Les infirmier(es) prenant leur poste sont quant à eux débordés avant de commencer. Un peu comme un enfant dyslexique qui essaye de suivre en classe. Très vite fatigué de cet exercice perpétuel, cet enfant lâche prise et donne l'impression d'être ailleurs, sur une autre planète. Chaque jour, l'unité de soins se transforme en boulet si lourd à tirer pour continuer à avancer que certains soignants choisissent de rester à l'orée de la forêt, de se retirer sans tirer de révérence.

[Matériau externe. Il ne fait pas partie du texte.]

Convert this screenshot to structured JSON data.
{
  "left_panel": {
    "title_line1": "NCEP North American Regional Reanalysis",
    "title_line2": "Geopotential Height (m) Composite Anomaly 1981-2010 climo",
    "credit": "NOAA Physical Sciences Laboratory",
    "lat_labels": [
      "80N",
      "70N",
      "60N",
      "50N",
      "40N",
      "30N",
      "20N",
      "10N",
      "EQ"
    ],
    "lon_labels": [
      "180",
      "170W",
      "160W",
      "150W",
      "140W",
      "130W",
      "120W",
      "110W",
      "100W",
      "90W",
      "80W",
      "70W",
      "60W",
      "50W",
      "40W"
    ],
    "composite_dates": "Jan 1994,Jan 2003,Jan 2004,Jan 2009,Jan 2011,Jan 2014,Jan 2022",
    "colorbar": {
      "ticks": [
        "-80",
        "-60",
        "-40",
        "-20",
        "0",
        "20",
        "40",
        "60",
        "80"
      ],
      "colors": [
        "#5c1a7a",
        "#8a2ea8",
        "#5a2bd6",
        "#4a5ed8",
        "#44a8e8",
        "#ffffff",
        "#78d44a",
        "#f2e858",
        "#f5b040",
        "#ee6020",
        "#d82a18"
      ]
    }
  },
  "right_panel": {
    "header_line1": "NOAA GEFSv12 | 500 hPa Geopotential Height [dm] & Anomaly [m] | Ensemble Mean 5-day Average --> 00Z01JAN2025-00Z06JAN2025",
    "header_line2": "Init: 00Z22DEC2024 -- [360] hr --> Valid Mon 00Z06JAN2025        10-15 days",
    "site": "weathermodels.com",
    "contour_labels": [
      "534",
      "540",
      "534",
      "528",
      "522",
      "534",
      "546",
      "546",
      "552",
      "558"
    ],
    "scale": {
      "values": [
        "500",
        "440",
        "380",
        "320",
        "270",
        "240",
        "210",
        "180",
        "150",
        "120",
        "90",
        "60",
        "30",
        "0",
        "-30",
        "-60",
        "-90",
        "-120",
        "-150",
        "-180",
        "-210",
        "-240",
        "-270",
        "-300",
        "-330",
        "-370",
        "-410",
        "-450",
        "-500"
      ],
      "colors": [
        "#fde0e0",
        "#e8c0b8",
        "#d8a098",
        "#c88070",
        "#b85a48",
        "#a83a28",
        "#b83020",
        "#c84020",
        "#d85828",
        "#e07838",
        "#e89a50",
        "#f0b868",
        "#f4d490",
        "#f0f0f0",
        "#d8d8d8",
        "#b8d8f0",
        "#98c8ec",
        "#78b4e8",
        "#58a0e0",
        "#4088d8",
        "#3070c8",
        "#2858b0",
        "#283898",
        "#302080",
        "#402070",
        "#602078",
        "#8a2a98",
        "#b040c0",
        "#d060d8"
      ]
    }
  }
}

Est-ce un mécanisme de protection pour survivre ?

 

Mais qu'est ce au juste que le soin ? Comment est-il conçu par les administratifs en bonne forme ? Faut-il attendre qu'une personnalité politique "tombe" malade et soit hospitalisée dans un lit de quelque hôpital pour faire évoluer les métiers de la santé ?

Nous avons depuis peu une nouvelle loi pour les droits du patient et la qualité des soins. Mais nous donnons-nous les moyens de l'appliquer ?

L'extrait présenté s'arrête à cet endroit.